From 8559ff7cee6367dcdd8df781272bc98c7f073c5d Mon Sep 17 00:00:00 2001
From: Benjamin Trent <ben.w.trent@gmail.com>
Date: Mon, 27 Jan 2020 12:12:34 -0500
Subject: [PATCH] [ML][Inference] fixing pattern compilation + unnecessary
 string copy (#51483) (#51487)

---
 .../customwordembedding/FeatureUtils.java         | 15 +++++++++------
 .../NGramFeatureExtractor.java                    |  5 +++--
 2 files changed, 12 insertions(+), 8 deletions(-)

diff --git a/x-pack/plugin/core/src/main/java/org/elasticsearch/xpack/core/ml/inference/preprocessing/customwordembedding/FeatureUtils.java b/x-pack/plugin/core/src/main/java/org/elasticsearch/xpack/core/ml/inference/preprocessing/customwordembedding/FeatureUtils.java
index 7224ee41086..04ff817c0be 100644
--- a/x-pack/plugin/core/src/main/java/org/elasticsearch/xpack/core/ml/inference/preprocessing/customwordembedding/FeatureUtils.java
+++ b/x-pack/plugin/core/src/main/java/org/elasticsearch/xpack/core/ml/inference/preprocessing/customwordembedding/FeatureUtils.java
@@ -12,12 +12,17 @@ import java.nio.charset.CharsetDecoder;
 import java.nio.charset.CodingErrorAction;
 import java.nio.charset.StandardCharsets;
 import java.util.Locale;
+import java.util.regex.Pattern;
 
 /**
  * A collection of messy feature extractors
  */
 public final class FeatureUtils {
 
+    private static final Pattern NOT_UNICODE_OR_IS_SPECIAL = Pattern.compile("[^\\p{L}|\\p{M}|\\s]|\\||\\p{InSpacing_Modifier_Letters}");
+    private static final Pattern ONE_OR_MORE_WHITESPACE = Pattern.compile("\\p{IsWhite_Space}+");
+    private static final Pattern TURKISH_I = Pattern.compile("\\u0130");
+
     private FeatureUtils() {}
 
     /**
@@ -56,20 +61,18 @@ public final class FeatureUtils {
         String newText = text.startsWith(" ") ? "" : " ";
 
         // 2. Replace punctuation and whitespace with ' '
-        // NOTE: we capture unicode letters AND marks as Nepalese and other languages
-        newText += text.replaceAll("[^\\p{L}|\\p{M}|\\s]|\\|", " ");
-
         // 2.1. Replace spacing modifier characters
-        newText = newText.replaceAll("\\p{InSpacing_Modifier_Letters}", " ");
+        // NOTE: we capture unicode letters AND marks as Nepalese and other languages
+        newText += NOT_UNICODE_OR_IS_SPECIAL.matcher(text).replaceAll(" ");
 
         // 3. Add space at end
         newText += text.endsWith(" ") ? "" : " ";
 
         // 4. Remove multiple spaces (2 or more) with a single space
-        newText = newText.replaceAll("\\p{IsWhite_Space}+", " ");
+        newText = ONE_OR_MORE_WHITESPACE.matcher(newText).replaceAll(" ");
 
         // 5. Replace Turkish İ with I (TODO - check this out better...)
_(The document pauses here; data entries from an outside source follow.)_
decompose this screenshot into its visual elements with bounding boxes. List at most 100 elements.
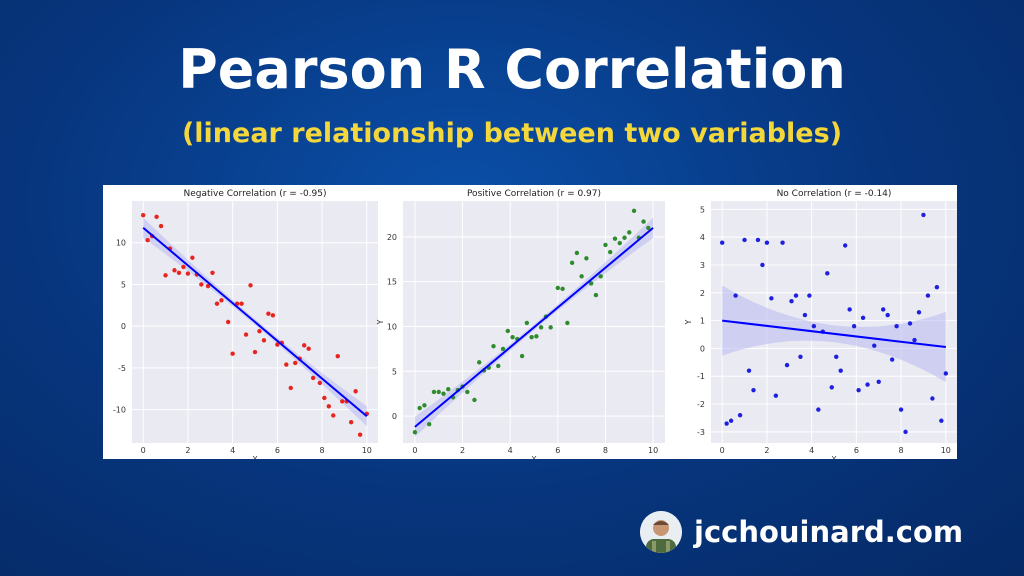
data-point: [829, 385, 834, 390]
data-point: [579, 274, 584, 279]
data-point: [885, 312, 890, 318]
data-point: [353, 389, 358, 394]
y-tick-label: 15: [387, 278, 397, 287]
x-tick-label: 0: [412, 446, 417, 455]
data-point: [742, 237, 747, 243]
data-point: [930, 396, 935, 401]
x-axis-label: X: [831, 455, 837, 459]
x-tick-label: 10: [941, 446, 951, 455]
x-tick-label: 2: [764, 446, 769, 455]
data-point: [860, 315, 866, 321]
data-point: [798, 354, 803, 359]
data-point: [811, 323, 817, 329]
data-point: [306, 346, 311, 351]
data-point: [519, 353, 525, 359]
chart-panel-1: 0 2 4 6 8 10 -10 -5 0 5 10 Negative Correlation (r …: [113, 189, 378, 459]
data-point: [176, 270, 182, 275]
data-point: [214, 301, 220, 306]
data-point: [755, 237, 761, 243]
data-point: [326, 404, 331, 409]
data-point: [737, 412, 743, 418]
data-point: [331, 413, 336, 418]
data-point: [598, 274, 603, 279]
data-point: [746, 368, 752, 373]
data-point: [641, 219, 646, 224]
data-point: [205, 283, 211, 289]
data-point: [548, 325, 553, 330]
chart-title: No Correlation (r = -0.14): [777, 189, 892, 199]
data-point: [769, 296, 774, 301]
data-point: [496, 363, 501, 369]
x-tick-label: 4: [230, 446, 235, 455]
data-point: [916, 310, 922, 315]
data-point: [764, 240, 770, 245]
data-point: [751, 387, 756, 393]
data-point: [925, 293, 931, 298]
data-point: [441, 391, 446, 396]
brand: jcchouinard.com: [640, 510, 963, 554]
data-point: [293, 360, 298, 366]
data-point: [477, 360, 482, 365]
data-point: [627, 230, 632, 235]
data-point: [733, 293, 738, 298]
y-tick-label: 4: [700, 233, 705, 242]
data-point: [266, 311, 271, 316]
chart-title: Negative Correlation (r = -0.95): [183, 189, 326, 199]
data-point: [898, 407, 904, 412]
data-point: [261, 338, 267, 343]
data-point: [760, 262, 765, 268]
data-point: [574, 250, 580, 256]
y-tick-label: 10: [387, 322, 397, 331]
data-point: [894, 323, 899, 329]
data-point: [317, 380, 323, 386]
y-tick-label: -3: [697, 428, 705, 437]
y-tick-label: 10: [116, 239, 126, 248]
x-tick-label: 6: [555, 446, 560, 455]
data-point: [646, 225, 651, 231]
y-tick-label: -1: [697, 372, 705, 381]
data-point: [622, 235, 627, 240]
data-point: [807, 293, 812, 298]
data-point: [534, 334, 539, 339]
data-point: [163, 273, 168, 278]
y-tick-label: -2: [697, 400, 705, 409]
data-point: [921, 212, 926, 218]
data-point: [728, 418, 734, 423]
chart-strip: 0 2 4 6 8 10 -10 -5 0 5 10 Negative Correlation (r …: [103, 185, 957, 459]
data-point: [348, 419, 354, 425]
data-point: [417, 405, 422, 411]
data-point: [219, 298, 224, 303]
data-point: [243, 332, 249, 337]
x-tick-label: 0: [141, 446, 146, 455]
data-point: [412, 430, 418, 435]
data-point: [719, 240, 725, 245]
data-point: [907, 321, 913, 326]
data-point: [510, 335, 515, 340]
data-point: [851, 323, 857, 329]
data-point: [939, 418, 944, 423]
x-tick-label: 10: [648, 446, 658, 455]
y-tick-label: -10: [113, 406, 126, 415]
data-point: [210, 270, 215, 275]
x-tick-label: 0: [720, 446, 725, 455]
chart-panel-3: 0 2 4 6 8 10 -3 -2 -1 0 1 2 3 4 5 No Correlation (r = -…: [684, 189, 957, 459]
data-point: [446, 387, 451, 392]
data-point: [145, 238, 150, 243]
y-tick-label: 5: [121, 280, 126, 289]
data-point: [340, 399, 345, 404]
x-axis-label: X: [531, 455, 537, 459]
brand-site[interactable]: jcchouinard.com: [694, 515, 964, 549]
data-point: [631, 208, 637, 214]
data-point: [608, 249, 613, 255]
data-point: [612, 236, 618, 241]
regression-line: [414, 227, 654, 428]
y-tick-label: 20: [387, 233, 397, 242]
page-subtitle: (linear relationship between two variabl…: [181, 118, 843, 149]
data-point: [248, 283, 253, 288]
y-tick-label: 3: [700, 261, 705, 270]
data-point: [816, 407, 821, 412]
data-point: [491, 344, 496, 349]
data-point: [322, 395, 327, 401]
data-point: [780, 240, 785, 245]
-        newText = newText.replaceAll("\\u0130", "I");
+        newText = TURKISH_I.matcher(newText).replaceAll("I");
 
         return newText.toLowerCase(Locale.ROOT);
     }
diff --git a/x-pack/plugin/core/src/main/java/org/elasticsearch/xpack/core/ml/inference/preprocessing/customwordembedding/NGramFeatureExtractor.java b/x-pack/plugin/core/src/main/java/org/elasticsearch/xpack/core/ml/inference/preprocessing/customwordembedding/NGramFeatureExtractor.java
index 06dc68e1f28..a5827369764 100644
--- a/x-pack/plugin/core/src/main/java/org/elasticsearch/xpack/core/ml/inference/preprocessing/customwordembedding/NGramFeatureExtractor.java
+++ b/x-pack/plugin/core/src/main/java/org/elasticsearch/xpack/core/ml/inference/preprocessing/customwordembedding/NGramFeatureExtractor.java
@@ -55,13 +55,14 @@ public class NGramFeatureExtractor implements FeatureExtractor {
         Map<String, Counter> charNGrams = new TreeMap<>();
 
         int countSum = 0;
-        int end = newText.toString().length() - nGrams;
+        String textWithTerminators = newText.toString();
+        int end = textWithTerminators.length() - nGrams;
         for (int start = 0; start <= end; ++start) {
             StringBuilder charNGram = new StringBuilder();
 
             int index;
             for (index = 0; index < nGrams; ++index) {
-                char currentChar = newText.toString().charAt(start + index);
+                char currentChar = textWithTerminators.charAt(start + index);
                 if (currentChar == ' ') {
                     break;
                 }